Mes pensées ne devraient pas être aussi sombres alors que j’entame cette première missive à Venise où nous parvînmes, enfin, hier après une traversée des Alpes pendant laquelle j’ai cru mille fois mourir. La récompense est là. Comme le paradis après le purgatoire. Certes Jean de la Ventière et moi-même ne fûmes pas reçus « con quella grandezza, pompa en magnificienza che si poteva maggiore »*, réservées par la Sérénissime à notre bon roi Henri III de Valois lors de son inoubliable séjour ici en juillet 1574. Roi de Pologne depuis quelques mois, il rentrait en France pour succéder à son frère Charles IX.

Notre modeste qualité nous a cependant autorisés à être, comme le roi, logés au palais Foscari dont les vastes baies vitrées ouvrent sur le Grand canal de Venise. Ah ! Ma toute bonne ! Quel spectacle après les neiges de Pologne et d’Autriche ! Oubliées les froidures des mauvaises routes de Bavière et du Tyrol ! Oubliés les appartements glacés de Vienne ! Et je préfère ne pas vous narrer ce col affreux qu’il nous fallut escalader avant d’atteindre le Frioul en territoire vénitien. Il me faut beaucoup d’affection pour jean de la Ventière pour l’accompagner dans un tel périple. Et je pense sa mission d’une grande importance pour qu’il ose affronter l’hiver alpin sans barguigner.
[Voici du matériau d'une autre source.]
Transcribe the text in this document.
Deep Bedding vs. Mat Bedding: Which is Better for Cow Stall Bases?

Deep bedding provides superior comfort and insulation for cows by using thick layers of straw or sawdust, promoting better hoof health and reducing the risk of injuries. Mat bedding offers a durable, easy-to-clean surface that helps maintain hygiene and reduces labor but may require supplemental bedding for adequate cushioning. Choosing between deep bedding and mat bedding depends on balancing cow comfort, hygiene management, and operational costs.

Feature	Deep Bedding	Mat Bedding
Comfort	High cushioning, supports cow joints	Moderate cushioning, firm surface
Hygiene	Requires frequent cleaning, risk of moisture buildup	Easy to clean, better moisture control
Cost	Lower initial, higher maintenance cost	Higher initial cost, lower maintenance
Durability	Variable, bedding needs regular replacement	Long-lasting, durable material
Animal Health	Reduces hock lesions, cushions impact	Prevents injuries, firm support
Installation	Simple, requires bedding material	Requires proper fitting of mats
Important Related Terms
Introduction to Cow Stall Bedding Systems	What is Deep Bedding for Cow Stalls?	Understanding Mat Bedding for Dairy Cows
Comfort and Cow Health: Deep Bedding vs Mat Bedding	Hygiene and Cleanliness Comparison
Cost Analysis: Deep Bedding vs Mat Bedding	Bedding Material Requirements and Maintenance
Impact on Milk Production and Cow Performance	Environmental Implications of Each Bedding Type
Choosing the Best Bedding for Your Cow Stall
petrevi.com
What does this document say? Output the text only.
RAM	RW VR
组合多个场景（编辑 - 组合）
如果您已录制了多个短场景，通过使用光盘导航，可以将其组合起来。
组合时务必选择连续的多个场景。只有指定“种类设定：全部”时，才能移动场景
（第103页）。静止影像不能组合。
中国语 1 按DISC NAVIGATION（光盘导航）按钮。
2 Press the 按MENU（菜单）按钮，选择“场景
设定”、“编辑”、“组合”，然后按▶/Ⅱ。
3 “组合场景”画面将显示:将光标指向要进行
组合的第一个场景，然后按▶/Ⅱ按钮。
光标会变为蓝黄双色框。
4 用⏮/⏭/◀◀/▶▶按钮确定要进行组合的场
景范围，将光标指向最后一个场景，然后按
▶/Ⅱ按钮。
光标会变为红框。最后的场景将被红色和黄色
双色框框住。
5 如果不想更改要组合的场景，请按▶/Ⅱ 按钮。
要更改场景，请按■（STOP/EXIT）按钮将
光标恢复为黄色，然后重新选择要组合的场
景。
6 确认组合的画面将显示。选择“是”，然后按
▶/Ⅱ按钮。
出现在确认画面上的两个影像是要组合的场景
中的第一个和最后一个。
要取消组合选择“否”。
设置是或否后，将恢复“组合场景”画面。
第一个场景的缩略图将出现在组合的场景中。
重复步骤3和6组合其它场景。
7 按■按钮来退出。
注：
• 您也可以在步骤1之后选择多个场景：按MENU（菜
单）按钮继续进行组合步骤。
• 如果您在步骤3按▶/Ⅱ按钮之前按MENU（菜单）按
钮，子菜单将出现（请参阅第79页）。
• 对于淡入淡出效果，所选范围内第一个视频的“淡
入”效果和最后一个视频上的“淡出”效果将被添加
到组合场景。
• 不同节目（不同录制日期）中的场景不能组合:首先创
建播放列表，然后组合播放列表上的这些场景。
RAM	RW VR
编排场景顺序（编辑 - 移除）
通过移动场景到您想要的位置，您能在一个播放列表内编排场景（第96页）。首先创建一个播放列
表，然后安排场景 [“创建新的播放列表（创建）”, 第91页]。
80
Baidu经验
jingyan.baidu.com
Mais la bonne fortune nous accompagne. Savez-vous ma toute bonne que nous avons bénéficié d’un attelage dont l’un des chevaux était nyctalope ? Sans doute n’avez-vous jamais entendu cet adjectif. C’est la Ventière qui baptisa ainsi une jument qui avait le grand talent d’y voir très bien la nuit. Même sans lune. Elle nous fut d’un grand secours et nous refusâmes de l’échanger contre une autre monture dans les relais de poste, préférant lui octroyer un repos bien mérité et en profiter pour nous réchauffer au coin d’un feu avec un bon bol de soupe brûlante. En cette saison où les jours sont courts et où les montagnes dressent leurs ombres sinistres au creux des vallées, bien des heures après le lever du soleil, Nyctalope, car nous finîmes par la baptiser ainsi notre bonne jument, Nyctalope guidait avec assurance l’attelage des six chevaux, tous aguerris aux traîtrises des Alpes. C’est ainsi que, soutenus par Dieu et conduits par nos braves chevaux, nous pûmes sains et saufs rallier la lagune de Venise après avoir traversé en bateau  le bras de mer qui la sépare du continent.

Rien n’est comparable à cette ville. Imaginez, ma douce âme, nos rues pavées transformées en canaux de toutes tailles : certains comme le Grand canal sont aussi larges que nos plus belles avenues, peuplés de bateaux de toutes sortes, de gondoles rivalisant d’élégance, traversés par les cris des gondoliers et des marins. D’autres sont aussi étroits que nos ruelles et forment un dédale que seuls les Vénitiens savent démêler. Avec la Ventière nous prenons un malin plaisir à nous égarer dans les « calli », ces petites rues qui parfois débouchent sur un cul de sac. Une île, une île divisée en des milliers d’îles toutes reliées entre elles par des réseaux marins et des passages secrets. Un rêve de ville posé sur la mer. Le basilique Saint-Marc est aussi mystérieuse qu’un temple du Levant. Tout ici rappelle le commerce avec les Turcs. Une ville posée sur la mer et décorée de ses conquêtes.

Je m’égare. Une fois de plus je me laisse emporter par la beauté des lieux qui m’accueillent. Je ne pourrai pas aller plus loin cet après-midi car la Ventière sera bientôt reçu au palais des Doges, place Saint-Marc et le gondolier du palais Foscari vient de nous héler.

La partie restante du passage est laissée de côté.